Her distraught parents spent months searching for a potential donor, and just over a year or two later, the little girl ran straight into the arms of a German stranger – whose donated organ saved her life.
Before that, I spoke to a young cancer patient who married his long-term girlfriend a year early after being told his leukaemia would return.
In sickness and in health they stuck by each other.
And then there’s the father of two I spoke to in September.
After initially being diagnosed with vertigo, he found out he had a potentially life-threatening brain tumour and decided to share his experience on Facebook to help others too.
Day in, day out, I speak to all of these wonderful and inspirational people and their friends and families who, despite going through some of the toughest times life can throw at them, still manage to find the strength to help and inspire others.

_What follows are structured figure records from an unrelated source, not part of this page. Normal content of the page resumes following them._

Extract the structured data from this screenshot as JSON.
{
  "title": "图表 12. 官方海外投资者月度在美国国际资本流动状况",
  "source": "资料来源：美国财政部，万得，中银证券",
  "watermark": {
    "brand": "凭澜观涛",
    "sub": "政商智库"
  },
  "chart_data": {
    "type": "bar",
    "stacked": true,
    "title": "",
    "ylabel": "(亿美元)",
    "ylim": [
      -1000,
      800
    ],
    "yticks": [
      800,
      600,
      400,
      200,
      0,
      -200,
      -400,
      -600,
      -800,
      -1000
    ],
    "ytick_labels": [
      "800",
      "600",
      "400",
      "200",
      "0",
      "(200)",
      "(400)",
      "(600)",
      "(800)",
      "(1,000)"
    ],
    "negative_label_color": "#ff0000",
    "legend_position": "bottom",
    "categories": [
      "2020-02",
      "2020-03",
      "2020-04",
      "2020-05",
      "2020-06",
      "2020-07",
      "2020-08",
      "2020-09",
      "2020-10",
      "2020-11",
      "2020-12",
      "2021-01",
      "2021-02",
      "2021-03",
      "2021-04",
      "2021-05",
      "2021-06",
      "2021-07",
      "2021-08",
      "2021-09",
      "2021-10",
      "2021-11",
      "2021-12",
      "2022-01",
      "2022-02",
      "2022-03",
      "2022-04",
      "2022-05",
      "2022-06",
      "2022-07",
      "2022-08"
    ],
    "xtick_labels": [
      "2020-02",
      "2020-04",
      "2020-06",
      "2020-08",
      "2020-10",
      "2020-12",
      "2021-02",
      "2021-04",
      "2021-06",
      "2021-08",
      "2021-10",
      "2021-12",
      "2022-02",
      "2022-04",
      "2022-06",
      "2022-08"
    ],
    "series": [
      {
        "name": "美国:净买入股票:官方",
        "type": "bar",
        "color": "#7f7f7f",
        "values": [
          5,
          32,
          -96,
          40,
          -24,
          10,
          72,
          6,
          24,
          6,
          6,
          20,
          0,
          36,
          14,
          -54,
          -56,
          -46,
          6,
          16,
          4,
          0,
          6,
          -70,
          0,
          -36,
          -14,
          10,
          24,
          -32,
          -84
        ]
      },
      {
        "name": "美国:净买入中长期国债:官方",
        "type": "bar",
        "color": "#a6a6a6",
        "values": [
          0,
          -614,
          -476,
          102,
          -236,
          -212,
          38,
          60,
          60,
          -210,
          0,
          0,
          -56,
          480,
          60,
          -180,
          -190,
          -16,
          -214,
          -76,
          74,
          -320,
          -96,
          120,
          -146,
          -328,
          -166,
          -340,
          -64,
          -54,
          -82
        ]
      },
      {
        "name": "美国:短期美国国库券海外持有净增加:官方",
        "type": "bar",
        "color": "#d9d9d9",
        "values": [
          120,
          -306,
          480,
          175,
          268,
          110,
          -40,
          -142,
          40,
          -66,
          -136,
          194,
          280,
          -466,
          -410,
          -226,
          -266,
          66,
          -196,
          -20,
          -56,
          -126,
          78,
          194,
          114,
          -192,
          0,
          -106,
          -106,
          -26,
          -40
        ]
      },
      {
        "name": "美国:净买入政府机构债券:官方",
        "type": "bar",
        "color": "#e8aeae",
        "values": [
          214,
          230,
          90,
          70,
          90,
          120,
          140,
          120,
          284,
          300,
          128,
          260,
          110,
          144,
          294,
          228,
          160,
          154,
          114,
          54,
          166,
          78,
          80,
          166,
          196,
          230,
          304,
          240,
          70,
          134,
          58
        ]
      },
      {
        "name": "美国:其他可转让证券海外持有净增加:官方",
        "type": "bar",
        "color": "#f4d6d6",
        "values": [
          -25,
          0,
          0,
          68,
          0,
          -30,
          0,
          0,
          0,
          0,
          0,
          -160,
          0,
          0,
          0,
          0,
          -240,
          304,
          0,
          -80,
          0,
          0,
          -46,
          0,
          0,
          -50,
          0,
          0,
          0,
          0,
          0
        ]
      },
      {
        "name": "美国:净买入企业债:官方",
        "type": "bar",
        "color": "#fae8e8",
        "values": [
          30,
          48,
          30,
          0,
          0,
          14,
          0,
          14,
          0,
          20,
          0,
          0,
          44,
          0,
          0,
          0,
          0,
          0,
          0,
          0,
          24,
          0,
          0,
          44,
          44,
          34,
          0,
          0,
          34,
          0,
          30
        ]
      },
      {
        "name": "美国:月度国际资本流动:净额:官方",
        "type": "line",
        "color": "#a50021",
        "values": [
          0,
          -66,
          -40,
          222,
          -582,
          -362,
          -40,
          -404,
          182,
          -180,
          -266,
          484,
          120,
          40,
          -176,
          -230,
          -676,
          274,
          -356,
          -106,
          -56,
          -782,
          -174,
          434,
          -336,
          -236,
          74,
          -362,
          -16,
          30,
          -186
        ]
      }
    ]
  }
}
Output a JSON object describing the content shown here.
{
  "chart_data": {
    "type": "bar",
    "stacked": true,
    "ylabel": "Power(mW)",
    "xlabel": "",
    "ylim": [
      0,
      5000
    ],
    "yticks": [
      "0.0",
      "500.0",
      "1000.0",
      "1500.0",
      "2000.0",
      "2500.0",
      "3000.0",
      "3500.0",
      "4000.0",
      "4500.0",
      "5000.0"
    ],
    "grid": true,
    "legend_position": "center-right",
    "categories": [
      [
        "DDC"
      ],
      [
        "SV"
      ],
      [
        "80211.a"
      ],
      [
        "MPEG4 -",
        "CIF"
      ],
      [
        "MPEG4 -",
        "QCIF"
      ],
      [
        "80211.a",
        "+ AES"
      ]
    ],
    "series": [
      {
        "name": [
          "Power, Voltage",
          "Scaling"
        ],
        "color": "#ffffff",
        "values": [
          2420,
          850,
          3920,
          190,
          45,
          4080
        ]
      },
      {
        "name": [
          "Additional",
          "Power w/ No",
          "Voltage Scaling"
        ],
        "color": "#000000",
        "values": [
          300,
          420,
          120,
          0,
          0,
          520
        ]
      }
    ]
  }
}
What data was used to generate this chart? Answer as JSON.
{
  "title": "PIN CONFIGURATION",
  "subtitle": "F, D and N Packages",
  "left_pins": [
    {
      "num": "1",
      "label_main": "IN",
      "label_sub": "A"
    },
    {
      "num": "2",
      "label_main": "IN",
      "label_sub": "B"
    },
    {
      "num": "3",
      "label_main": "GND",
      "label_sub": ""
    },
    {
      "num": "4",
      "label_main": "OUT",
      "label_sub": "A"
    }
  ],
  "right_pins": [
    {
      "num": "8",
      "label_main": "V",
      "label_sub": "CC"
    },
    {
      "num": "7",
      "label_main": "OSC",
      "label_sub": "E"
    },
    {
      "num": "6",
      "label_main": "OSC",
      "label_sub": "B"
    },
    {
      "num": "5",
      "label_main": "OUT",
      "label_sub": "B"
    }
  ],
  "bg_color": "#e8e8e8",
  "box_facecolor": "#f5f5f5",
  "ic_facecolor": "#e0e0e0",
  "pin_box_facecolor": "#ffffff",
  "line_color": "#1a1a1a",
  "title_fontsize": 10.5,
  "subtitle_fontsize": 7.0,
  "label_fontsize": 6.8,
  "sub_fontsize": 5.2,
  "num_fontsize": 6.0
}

Many of them often go on to raise thousands of pounds for different cancer charities.
I write about them time and time again but the hope, strength and determination these people show never ceases to amaze me.
Throughout my career, I’ve also learnt a lot of other things about cancer.
Like the fact that people living with the disease in Wales may well increase by about 80% between 2010 and 2030.
Or that about 130,000 people are living with cancer in Wales at the moment.
And that one child in every 500 will develop some form of cancer by the age of 14. It’s just frightening.
It made me think – what can I do to help?
Until recently, cancer had never really been something that had a direct impact on my life.
But over the past year or so, a number of my own family members have been diagnosed with different types of the disease.
I started to realise the true impact of cancer: the chemo, the countless operations, the worry, the stress and the anxious waiting.
So, I decided it was about time I did something about it.
Rather than just sitting back and writing about all these inspirational people, I was actually going to take part in some fundraising myself.
With that being said, I decided to raise money for Velindre Cancer Centre, by signing up to do a huge trek to Machu Picchu in September.
I’ve never really done any fundraising like this before – or, at least, not to this scale anyway.
There will be around six to 10 hours of trekking every day for 10 days, so I know it’s going to be physically and mentally challenging.
But unlike some people, I’m lucky enough to have my health and I really just want to give something back. Not only for my family, but for all the amazing mums, dads, grans, grandads and kids I’ve written about and continue to write about in work. Velindre Cancer Centre has been providing care, support and treatment to cancer patients and their families since 1956. Thanks to charities like Velindre, cancer survival rates have doubled in the past 40 years, meaning that more people in Wales are surviving cancer because of better treatments and earlier detection.
Cancer does not just affect one person, but everyone as a whole. We must unite and fight it together.